I think the shock of finding out that somebody has cancer is something many people would wish to never experience. The shock of finding out that somebody young has a cancer with no cure is something else. It is unexpected and it is a tragedy. I experienced that reaction. I was overwhelmed by it. I experienced it with everybody who came to my bed, sent me a card, wrote to me or were kind enough to send me gifts. My diagnosis pulled the rug from under not only my feet, but the feet of all those people in my life, especially those who love me.

My friend said to me that she thought it is easier for people to understand what has happened to me now, if they had seen me during those earlier days at UCLH and watched how I become accustomed with it. I do not know whether she is right. My sister said people would forget about me once the shock of my diagnosis had passed. I do not know whether she is right either.

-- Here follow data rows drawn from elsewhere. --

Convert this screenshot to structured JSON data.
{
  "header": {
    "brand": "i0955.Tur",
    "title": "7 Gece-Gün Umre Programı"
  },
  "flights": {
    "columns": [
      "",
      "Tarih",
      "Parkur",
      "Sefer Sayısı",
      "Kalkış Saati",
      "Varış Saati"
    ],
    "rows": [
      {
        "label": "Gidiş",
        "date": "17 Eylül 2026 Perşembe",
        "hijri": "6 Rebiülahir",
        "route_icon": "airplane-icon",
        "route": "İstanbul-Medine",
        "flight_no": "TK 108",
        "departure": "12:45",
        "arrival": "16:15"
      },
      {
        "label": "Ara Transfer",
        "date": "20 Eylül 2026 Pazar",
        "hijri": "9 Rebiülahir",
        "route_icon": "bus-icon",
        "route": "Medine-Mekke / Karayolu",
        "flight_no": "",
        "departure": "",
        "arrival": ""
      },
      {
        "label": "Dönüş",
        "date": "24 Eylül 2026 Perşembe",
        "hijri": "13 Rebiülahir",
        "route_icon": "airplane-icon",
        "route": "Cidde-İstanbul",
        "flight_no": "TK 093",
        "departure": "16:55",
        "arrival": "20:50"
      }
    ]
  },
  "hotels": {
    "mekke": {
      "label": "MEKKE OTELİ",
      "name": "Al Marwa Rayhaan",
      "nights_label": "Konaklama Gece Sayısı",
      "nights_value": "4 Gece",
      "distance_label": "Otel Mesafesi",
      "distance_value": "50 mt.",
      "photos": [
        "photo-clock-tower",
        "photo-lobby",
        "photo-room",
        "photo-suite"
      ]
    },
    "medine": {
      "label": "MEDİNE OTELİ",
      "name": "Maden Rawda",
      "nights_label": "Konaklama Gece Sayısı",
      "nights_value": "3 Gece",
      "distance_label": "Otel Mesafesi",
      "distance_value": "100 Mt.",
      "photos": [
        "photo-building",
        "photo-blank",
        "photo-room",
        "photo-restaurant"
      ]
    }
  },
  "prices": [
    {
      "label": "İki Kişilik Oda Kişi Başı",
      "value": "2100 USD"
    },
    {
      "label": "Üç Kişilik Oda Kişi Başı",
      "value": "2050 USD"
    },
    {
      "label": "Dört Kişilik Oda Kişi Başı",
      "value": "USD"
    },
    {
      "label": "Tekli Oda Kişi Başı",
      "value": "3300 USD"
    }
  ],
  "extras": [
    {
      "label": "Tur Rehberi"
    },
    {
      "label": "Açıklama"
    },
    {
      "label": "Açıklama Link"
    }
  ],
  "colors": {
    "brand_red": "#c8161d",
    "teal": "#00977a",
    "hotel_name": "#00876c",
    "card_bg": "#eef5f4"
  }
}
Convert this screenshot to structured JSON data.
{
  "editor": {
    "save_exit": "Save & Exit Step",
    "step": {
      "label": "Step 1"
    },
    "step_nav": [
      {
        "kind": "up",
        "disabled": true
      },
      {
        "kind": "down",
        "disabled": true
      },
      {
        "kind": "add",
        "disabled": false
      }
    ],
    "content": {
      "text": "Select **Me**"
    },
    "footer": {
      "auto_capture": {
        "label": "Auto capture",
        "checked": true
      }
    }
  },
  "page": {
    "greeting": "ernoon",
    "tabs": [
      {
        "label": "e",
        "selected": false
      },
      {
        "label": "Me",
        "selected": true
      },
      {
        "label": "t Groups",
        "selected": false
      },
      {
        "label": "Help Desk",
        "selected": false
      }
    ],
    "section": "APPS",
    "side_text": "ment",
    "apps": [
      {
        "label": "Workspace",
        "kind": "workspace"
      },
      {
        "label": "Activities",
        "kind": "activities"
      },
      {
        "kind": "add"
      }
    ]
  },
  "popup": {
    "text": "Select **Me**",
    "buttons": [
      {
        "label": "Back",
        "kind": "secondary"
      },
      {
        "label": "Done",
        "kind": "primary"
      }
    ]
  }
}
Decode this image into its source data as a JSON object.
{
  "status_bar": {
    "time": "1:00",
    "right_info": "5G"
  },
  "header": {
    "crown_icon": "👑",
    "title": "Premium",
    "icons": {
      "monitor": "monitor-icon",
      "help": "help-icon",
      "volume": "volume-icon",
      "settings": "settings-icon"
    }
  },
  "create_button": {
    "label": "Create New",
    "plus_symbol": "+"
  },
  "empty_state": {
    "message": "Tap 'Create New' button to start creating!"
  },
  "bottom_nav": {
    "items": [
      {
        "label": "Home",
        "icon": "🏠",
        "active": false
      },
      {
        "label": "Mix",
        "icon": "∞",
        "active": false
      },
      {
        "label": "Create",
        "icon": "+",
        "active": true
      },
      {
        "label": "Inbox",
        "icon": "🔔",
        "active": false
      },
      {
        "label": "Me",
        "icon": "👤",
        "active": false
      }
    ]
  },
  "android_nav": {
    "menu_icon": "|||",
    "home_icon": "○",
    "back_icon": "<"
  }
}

Six months on, My Myeloma continues to have a life of its own. Every day it tugs a little bit more wool away from below my feet and everyday is a struggle whether I show it or not. I live it everyday. It is with me everyday. Big Sister, Mamma Jones and My Myeloma are my constants.* My Myeloma really is with me everyday. I cannot see a day when it will not be with me. Now, however, six months on, the daily impact of my buddy, is not felt by the masses who came to my bed, sent me a card, wrote to me or were kind enough to send me gifts. Their lives have moved on and now the shock of my diagnosis is a memory. They do not live it everyday. The fact my life has been put on hold is not news anymore.

My Myeloma was far easier to manage when it was.


* It should be said that I have people who are my weekends and those weekends are like a hot water bottle and EMan’s paw rolled into one.